Quote from: william blake on February 01, 2020, 00:07:12
thanks a lot but i am not a spec user. my ipc consists of games, browsers and some video editing.
"SPEC user" - there's no such thing, lol. SPEC is an industry standard benchmark suite consisting of sample workloads from a wide range of real-world applications. Maybe look into what you're commenting on before dismissing it?
Quote from: S.Yu on February 01, 2020, 09:05:24
Quote from: Valantar on January 31, 2020, 23:30:48
Comet Lake is still Skylake, right? If so, Zen 2 is ahead on IPC, not slightly behind. Ahead by about 6.5% according to Anandtech's testing in SPEC2017.
IIRC they squeezed a few more percentages each year...or every couple year or so since Skylake, bottom line the IPC hasn't been at a total standstill since Skylake.
Actually it has. Beyond hardware mitigations replacing software fixes for security breaches, there have been
zero relevant architectural changes from Skylake to Coffee Lake, and IPC is identical, with the only performance increases coming from clock speed increases. The testing I referred to used a 9900K, btw, so the 6% advantage is up-to-date.
Quote from: william blake on February 02, 2020, 02:22:34
Quote from: S.Yu on February 01, 2020, 21:12:55
GB is not specific enough about what it measures
is this https://www.geekbench.com/doc/geekbench5-cpu-workloads.pdf not enough?
and why it is worse than this https://www.spec.org/cpu2017/Docs/overview.html ?
anyway, iirc, spec(average from many tests) is pretty close to cinebench(single test) in terms of different architectures ipc comparison, but, ips measured in games is different to spec and cinebench.
and here is my main problem with using spec results as a reference of ipc. for a none-gamer its fine. but we should use something like (spec+games)/2, for and average pc user, it should provide a more accurate picture.

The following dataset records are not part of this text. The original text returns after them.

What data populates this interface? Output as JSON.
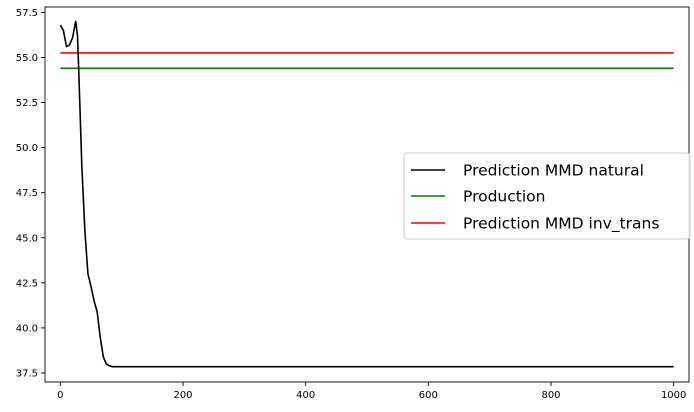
{
  "chart_data": {
    "type": "line",
    "xlim": [
      -25,
      1025
    ],
    "ylim": [
      37.0,
      57.8
    ],
    "x_ticks": [
      0,
      200,
      400,
      600,
      800,
      1000
    ],
    "x_tick_labels": [
      "0",
      "200",
      "400",
      "600",
      "800",
      "1000"
    ],
    "y_ticks": [
      37.5,
      40.0,
      42.5,
      45.0,
      47.5,
      50.0,
      52.5,
      55.0,
      57.5
    ],
    "y_tick_labels": [
      "37.5",
      "40.0",
      "42.5",
      "45.0",
      "47.5",
      "50.0",
      "52.5",
      "55.0",
      "57.5"
    ],
    "grid": false,
    "legend_position": "center-right",
    "series": [
      {
        "name": "Prediction MMD natural",
        "color": "#000000",
        "x": [
          0,
          5,
          10,
          15,
          20,
          25,
          28,
          30,
          35,
          40,
          45,
          50,
          55,
          60,
          65,
          70,
          75,
          80,
          85,
          90,
          100,
          150,
          200,
          300,
          400,
          500,
          600,
          700,
          800,
          900,
          1000
        ],
        "y": [
          56.8,
          56.5,
          55.6,
          55.7,
          56.1,
          57.0,
          56.2,
          54.3,
          49.0,
          45.4,
          43.0,
          42.3,
          41.5,
          40.9,
          39.5,
          38.4,
          38.0,
          37.9,
          37.85,
          37.85,
          37.85,
          37.85,
          37.85,
          37.85,
          37.85,
          37.85,
          37.85,
          37.85,
          37.85,
          37.85,
          37.85
        ]
      },
      {
        "name": "Production",
        "color": "#008000",
        "x": [
          0,
          1000
        ],
        "y": [
          54.4,
          54.4
        ]
      },
      {
        "name": "Prediction MMD inv_trans",
        "color": "#ff0000",
        "x": [
          0,
          1000
        ],
        "y": [
          55.25,
          55.25
        ]
      }
    ]
  }
}
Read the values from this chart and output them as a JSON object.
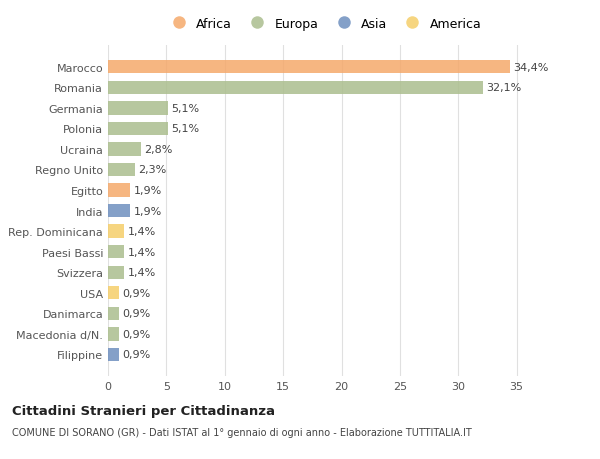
{
  "categories": [
    "Marocco",
    "Romania",
    "Germania",
    "Polonia",
    "Ucraina",
    "Regno Unito",
    "Egitto",
    "India",
    "Rep. Dominicana",
    "Paesi Bassi",
    "Svizzera",
    "USA",
    "Danimarca",
    "Macedonia d/N.",
    "Filippine"
  ],
  "values": [
    34.4,
    32.1,
    5.1,
    5.1,
    2.8,
    2.3,
    1.9,
    1.9,
    1.4,
    1.4,
    1.4,
    0.9,
    0.9,
    0.9,
    0.9
  ],
  "labels": [
    "34,4%",
    "32,1%",
    "5,1%",
    "5,1%",
    "2,8%",
    "2,3%",
    "1,9%",
    "1,9%",
    "1,4%",
    "1,4%",
    "1,4%",
    "0,9%",
    "0,9%",
    "0,9%",
    "0,9%"
  ],
  "continents": [
    "Africa",
    "Europa",
    "Europa",
    "Europa",
    "Europa",
    "Europa",
    "Africa",
    "Asia",
    "America",
    "Europa",
    "Europa",
    "America",
    "Europa",
    "Europa",
    "Asia"
  ],
  "colors": {
    "Africa": "#F5A96B",
    "Europa": "#ABBE8E",
    "Asia": "#6E8FBF",
    "America": "#F5CE6A"
  },
  "legend_order": [
    "Africa",
    "Europa",
    "Asia",
    "America"
  ],
  "title": "Cittadini Stranieri per Cittadinanza",
  "subtitle": "COMUNE DI SORANO (GR) - Dati ISTAT al 1° gennaio di ogni anno - Elaborazione TUTTITALIA.IT",
  "xlim": [
    0,
    37
  ],
  "xticks": [
    0,
    5,
    10,
    15,
    20,
    25,
    30,
    35
  ],
  "background_color": "#ffffff",
  "grid_color": "#e0e0e0"
}
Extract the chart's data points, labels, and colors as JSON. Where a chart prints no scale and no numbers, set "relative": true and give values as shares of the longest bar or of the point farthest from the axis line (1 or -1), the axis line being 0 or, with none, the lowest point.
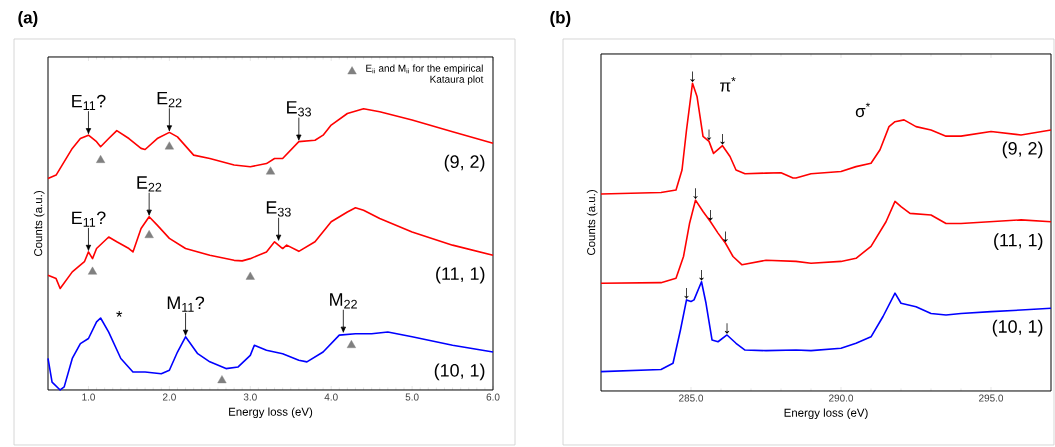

Talking about IPC in a gaming context is sadly almost impossible (or at least irrelevant), as adding a GPU inherently introduces too many uncontrollable variables to be able to identify something that can reliably be pointed out as CPU IPC. Different CPU architectures can treat various parts of the GPU driver differently, loading data differently, etc. - and this will likely even vary across GPU vendors too. Drivers will also have different levels of optimization for different architectures. So for any type of normalized test you'd need not only a repeatable workload (which can be done) and a selection of CPUs to test at a common clock speed, but also to test with a normalized GPU at a fixed performance level - but that becomes problematic as performance parity across CPU vendors with GPUs from different vendors can't be guaranteed. I.e. you'd end up with at least four classes: AMD GPU and AMD CPU, AMD GPU and Intel CPU, Nvidia GPU and AMD CPU, and Nvidia GPU and Intel CPU. Each would in all likelihood give different results. Simplifying this into a number you can call "IPC" becomes impossible, as external uncontrollable factors like GPU drivers and their optimizations for specific CPU architectures would inherently skew the numbers, invalidating the benchmark - you'd no longer be testing CPU IPC, but GPU driver optimization instead. This is demonstrated rather beautifully by Intel having lower CPU IPC, but still winning slightly in gaming performance thanks to a combination of higher clock speeds and better optimizations for their architecture (not to meniton, of course that most games have relatively few high-performance threads, which somewhat nullifies the advantage of having more fast cores vs. fewer slightly faster cores).
Talking about overall gaming performance across architectures on the other hand is of course possible, as it isn't dependent on normalizing anything beyond the workload, and simply asks which hardware configuration performs the best in closer to real-world scenarios. This is where Intel currently has the upper hand even in the desktop segment, though it remains to be seen if this also holds true to the more power limited mobile segment given Zen2's superior efficiency and clock scaling at low power.